ALPROLIX® [Coagulation Factor IX (Recombinant), Fc Fusion Protein], the first recombinant clotting factor therapy with prolonged circulation in the body, is approved in the United States, Canada, Australia and Japan. It is indicated in the United States for the control and prevention of bleeding episodes, perioperative (surgical) management and routine prophylaxis in adults and children with hemophilia B. ALPROLIX is not indicated for immune tolerance induction therapy, which is a treatment for people with inhibitors, and should not be used in individuals with a known history of serious allergic reactions. ALPROLIX was developed by fusing factor IX to the Fc portion of immunoglobulin G subclass 1, or IgG1 (a protein commonly found in the body). It is believed that this enables ALPROLIX to use a naturally occurring pathway to prolong the time the therapy remains in the body.
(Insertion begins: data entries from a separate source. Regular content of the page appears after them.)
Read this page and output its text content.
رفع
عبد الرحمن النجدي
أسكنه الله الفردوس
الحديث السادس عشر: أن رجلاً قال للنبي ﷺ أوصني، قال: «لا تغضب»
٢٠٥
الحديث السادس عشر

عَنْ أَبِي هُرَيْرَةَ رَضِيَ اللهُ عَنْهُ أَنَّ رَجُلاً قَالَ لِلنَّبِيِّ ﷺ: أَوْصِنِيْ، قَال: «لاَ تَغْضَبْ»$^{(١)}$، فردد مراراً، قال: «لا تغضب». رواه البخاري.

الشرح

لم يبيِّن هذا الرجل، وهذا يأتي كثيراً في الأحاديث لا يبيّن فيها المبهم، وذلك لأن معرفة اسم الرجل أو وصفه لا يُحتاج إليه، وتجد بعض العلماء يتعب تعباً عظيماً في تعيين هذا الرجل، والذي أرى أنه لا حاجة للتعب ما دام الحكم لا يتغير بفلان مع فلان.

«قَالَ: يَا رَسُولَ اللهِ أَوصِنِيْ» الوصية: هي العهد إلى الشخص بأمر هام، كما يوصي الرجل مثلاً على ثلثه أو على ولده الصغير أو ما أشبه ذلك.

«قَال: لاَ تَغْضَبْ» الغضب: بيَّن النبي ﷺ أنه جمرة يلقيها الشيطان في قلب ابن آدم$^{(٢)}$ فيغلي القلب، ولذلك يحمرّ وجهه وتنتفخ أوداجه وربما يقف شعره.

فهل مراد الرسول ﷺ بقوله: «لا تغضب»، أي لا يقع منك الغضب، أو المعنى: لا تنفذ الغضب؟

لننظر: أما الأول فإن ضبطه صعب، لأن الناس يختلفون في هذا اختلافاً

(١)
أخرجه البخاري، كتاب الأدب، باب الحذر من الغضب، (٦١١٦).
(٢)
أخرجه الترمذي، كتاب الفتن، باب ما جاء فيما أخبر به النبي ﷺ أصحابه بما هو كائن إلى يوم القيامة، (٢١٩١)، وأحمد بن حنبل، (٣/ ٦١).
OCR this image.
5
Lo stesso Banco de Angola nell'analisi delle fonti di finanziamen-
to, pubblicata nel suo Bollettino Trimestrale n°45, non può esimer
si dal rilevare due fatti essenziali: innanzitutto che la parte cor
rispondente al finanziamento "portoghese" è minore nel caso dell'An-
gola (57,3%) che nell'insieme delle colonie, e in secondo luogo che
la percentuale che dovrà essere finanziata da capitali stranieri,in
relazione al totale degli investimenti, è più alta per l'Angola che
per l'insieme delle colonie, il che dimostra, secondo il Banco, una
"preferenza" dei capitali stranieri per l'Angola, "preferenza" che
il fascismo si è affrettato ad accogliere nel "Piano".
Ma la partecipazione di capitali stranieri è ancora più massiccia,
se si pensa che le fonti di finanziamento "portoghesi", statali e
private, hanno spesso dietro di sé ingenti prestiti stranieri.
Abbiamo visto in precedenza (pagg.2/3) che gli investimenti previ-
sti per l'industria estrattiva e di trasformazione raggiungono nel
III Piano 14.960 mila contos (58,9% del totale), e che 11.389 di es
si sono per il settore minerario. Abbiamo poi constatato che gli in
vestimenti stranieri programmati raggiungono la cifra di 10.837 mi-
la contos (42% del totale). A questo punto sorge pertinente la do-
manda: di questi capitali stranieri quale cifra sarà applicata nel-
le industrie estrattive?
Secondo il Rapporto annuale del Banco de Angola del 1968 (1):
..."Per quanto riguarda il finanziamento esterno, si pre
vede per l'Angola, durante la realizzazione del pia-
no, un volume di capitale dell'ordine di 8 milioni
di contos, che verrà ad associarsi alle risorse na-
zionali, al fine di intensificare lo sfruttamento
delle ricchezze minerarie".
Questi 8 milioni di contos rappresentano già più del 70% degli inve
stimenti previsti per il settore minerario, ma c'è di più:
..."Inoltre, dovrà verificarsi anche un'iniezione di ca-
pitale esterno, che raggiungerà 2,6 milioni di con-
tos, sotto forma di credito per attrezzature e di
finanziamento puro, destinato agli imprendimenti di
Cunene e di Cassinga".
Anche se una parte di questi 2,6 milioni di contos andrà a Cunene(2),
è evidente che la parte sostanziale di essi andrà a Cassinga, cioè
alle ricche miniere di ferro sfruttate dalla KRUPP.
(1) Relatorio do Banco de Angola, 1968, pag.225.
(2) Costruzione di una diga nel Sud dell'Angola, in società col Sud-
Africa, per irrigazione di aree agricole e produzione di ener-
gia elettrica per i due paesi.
Common adverse reactions (incidence of greater than or equal to 1 percent) from the registrational B-LONG study were headache and oral paresthesia (an abnormal sensation in the mouth). For additional important safety information, and the United States full prescribing information, please visit www.ALPROLIX.com.
About Biogen Idec
Through cutting-edge science and medicine, Biogen Idec discovers, develops and delivers to patients worldwide innovative therapies for the treatment of neurodegenerative diseases, hematologic conditions and autoimmune disorders. Founded in 1978, Biogen Idec is the world’s oldest independent biotechnology company and patients worldwide benefit from its leading multiple sclerosis and innovative hemophilia therapies. For product labeling, press releases and additional information about the Company, please visit www.biogenidec.com.
Biogen Idec Safe Harbor
This press release contains forward-looking statements, including statements about the potential impact of ELOCTATE and ALPROLIX in the treatment of hemophilia. These statements may be identified by words such as “believe,” “expect,” “may,” “plan,” “potential,” “will” and similar expressions, and are based on our current beliefs and expectations. Drug development, research, and commercialization involve a high degree of risk. Factors which could cause actual results to differ materially from our current expectations include the risk that unexpected concerns may arise from additional data or analysis, regulatory authorities may require additional data or information or further studies, or may fail to approve or may delay approval of our drug candidates, or we may encounter other unexpected hurdles. For more detailed information on the risks and uncertainties associated with our drug development and commercialization activities, please review the Risk Factors section of our most recent annual or quarterly report filed with the Securities and Exchange Commission. Any forward-looking statements speak only as of the date of this press release and we assume no obligation to update any forward-looking statements, whether as a result of new information, future events or otherwise.